Она с размаху бросилась ему на шею, принялась целовать его лицо, потом отстранилась, с тревогой заглянула в его глаза.
— Как ты, Сережа? Любимый мой? Господи, я так измучилась без тебя… Сереженька…
Мария Федотовна дернулась было к ним, но Юрий Васильевич удержал ее за руку.
— Никаких изменений, — улыбнулся Сергей, нежно целуя ее кончик носа, а потом — теплые, доверчивые губы. — Как любил одну девчонку, так и люблю ее больше всего на свете.
— А я все это время, пока ты был в тюрьме, жила с твоими родителями, мы даже подружились с Марией Федотовной.

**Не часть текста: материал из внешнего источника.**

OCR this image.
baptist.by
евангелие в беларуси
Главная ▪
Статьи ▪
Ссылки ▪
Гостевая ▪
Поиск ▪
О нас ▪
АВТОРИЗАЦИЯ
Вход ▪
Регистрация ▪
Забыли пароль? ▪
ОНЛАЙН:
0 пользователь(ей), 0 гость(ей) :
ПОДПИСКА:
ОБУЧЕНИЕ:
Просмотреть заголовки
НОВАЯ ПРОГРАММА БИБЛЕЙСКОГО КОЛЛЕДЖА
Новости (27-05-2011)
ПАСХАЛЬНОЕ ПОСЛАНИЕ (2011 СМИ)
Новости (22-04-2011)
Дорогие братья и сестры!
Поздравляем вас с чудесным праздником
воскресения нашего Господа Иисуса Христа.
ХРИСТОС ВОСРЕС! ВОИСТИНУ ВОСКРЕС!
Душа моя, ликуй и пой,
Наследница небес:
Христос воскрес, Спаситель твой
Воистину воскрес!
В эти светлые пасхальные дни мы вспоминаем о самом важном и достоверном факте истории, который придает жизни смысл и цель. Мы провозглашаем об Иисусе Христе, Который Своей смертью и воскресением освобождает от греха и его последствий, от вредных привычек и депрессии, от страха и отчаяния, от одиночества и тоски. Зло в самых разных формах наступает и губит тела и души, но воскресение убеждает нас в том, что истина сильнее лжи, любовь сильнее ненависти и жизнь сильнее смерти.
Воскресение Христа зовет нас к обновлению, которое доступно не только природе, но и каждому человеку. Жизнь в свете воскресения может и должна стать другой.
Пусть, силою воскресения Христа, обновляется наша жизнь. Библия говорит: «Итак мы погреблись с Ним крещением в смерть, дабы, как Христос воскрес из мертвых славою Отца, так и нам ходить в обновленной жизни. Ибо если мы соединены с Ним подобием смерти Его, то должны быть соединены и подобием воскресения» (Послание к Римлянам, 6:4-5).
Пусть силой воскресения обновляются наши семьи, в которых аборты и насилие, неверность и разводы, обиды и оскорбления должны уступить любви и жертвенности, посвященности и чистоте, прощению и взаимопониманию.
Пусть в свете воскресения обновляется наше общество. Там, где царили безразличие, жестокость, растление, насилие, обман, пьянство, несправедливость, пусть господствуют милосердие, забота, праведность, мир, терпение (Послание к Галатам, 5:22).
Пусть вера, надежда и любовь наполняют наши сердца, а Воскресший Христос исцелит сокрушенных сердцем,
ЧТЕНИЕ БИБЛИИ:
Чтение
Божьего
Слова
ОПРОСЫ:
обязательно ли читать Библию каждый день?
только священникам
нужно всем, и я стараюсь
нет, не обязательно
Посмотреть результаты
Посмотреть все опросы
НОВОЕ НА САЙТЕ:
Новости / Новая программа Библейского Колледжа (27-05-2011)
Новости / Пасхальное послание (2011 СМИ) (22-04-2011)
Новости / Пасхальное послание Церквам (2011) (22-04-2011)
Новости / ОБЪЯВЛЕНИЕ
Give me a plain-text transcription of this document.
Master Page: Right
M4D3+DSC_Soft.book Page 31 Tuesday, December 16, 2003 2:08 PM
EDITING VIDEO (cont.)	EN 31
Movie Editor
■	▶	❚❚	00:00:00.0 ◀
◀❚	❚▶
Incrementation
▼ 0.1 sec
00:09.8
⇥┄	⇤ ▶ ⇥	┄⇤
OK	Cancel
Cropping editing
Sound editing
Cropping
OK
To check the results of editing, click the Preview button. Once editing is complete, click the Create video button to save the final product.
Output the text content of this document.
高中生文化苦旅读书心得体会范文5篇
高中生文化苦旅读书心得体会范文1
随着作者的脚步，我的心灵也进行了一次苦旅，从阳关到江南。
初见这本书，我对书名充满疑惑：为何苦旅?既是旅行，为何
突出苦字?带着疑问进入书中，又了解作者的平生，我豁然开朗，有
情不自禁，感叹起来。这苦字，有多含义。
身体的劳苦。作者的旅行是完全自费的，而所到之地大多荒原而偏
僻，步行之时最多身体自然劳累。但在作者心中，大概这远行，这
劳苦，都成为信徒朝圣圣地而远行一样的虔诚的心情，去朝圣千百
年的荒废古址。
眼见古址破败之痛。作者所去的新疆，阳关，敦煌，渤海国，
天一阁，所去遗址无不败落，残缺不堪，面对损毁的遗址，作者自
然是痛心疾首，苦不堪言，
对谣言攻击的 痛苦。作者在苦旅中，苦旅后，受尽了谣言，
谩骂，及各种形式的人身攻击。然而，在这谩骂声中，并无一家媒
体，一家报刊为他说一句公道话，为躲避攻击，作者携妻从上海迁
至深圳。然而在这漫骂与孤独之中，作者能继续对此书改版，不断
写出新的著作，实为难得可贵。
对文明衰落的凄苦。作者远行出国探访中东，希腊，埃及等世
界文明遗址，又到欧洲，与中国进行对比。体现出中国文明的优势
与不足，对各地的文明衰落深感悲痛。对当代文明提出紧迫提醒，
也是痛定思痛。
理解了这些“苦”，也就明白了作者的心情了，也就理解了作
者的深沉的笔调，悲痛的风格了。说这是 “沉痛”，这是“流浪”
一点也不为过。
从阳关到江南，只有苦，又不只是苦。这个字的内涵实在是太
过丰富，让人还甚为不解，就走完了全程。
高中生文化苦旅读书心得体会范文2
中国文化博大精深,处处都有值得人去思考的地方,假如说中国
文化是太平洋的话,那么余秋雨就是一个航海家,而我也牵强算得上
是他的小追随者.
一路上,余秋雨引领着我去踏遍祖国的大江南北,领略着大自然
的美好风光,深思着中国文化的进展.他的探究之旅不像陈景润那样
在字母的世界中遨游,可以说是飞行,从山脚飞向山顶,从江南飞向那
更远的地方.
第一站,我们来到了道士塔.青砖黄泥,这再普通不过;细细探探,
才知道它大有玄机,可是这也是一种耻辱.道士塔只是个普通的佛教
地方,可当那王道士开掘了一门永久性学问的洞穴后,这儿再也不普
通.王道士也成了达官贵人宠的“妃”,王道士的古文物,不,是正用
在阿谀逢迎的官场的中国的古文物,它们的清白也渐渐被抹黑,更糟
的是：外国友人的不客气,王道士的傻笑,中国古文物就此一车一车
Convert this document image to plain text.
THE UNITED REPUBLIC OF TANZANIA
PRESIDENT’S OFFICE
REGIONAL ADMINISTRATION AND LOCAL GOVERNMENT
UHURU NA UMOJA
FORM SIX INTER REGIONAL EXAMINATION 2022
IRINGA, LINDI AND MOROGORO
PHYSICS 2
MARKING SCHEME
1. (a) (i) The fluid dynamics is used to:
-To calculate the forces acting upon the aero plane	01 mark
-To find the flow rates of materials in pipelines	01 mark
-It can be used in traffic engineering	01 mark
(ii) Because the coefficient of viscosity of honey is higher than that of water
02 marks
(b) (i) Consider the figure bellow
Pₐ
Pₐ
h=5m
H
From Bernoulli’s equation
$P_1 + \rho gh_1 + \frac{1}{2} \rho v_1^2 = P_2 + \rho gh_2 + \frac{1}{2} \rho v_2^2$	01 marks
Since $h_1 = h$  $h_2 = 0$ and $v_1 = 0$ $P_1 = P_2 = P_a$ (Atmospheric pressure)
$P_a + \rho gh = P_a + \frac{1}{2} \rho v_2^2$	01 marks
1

— Я чувствовал это, Наташа… Я думал только о тебе, только о тебе… — Он смахнул ладонью слезу со своей щеки. — Солнце какое яркое, даже глаза слезятся.
— Это не солнце, любимый мой, — Наташа тоже всхлипнула. — Я чуть с ума не сошла без тебя, Сережа. Оказывается, это Валет убил Ларису, но его тоже убили. Ой, сколько всего случилось за эти дни. Поехали домой, я тебе все расскажу.
— Я хочу знать только одно: ты никуда от меня не убежишь?
— Если только сам не прогонишь…
— Ни за что! У меня и желание только одно: запереться с тобой в нашей комнате на месяц или на два, чтобы хоть раз убедиться, что ты у меня есть, ты — моя. Навсегда, навечно! — И он жадно приник губами к ее губам.
— Я твоя, Сережа… Ну пойдем, а то родители заждались уже нас, — сказала Наташа, с нежностью глядя в лицо любимому. — У нас же столько времени впереди.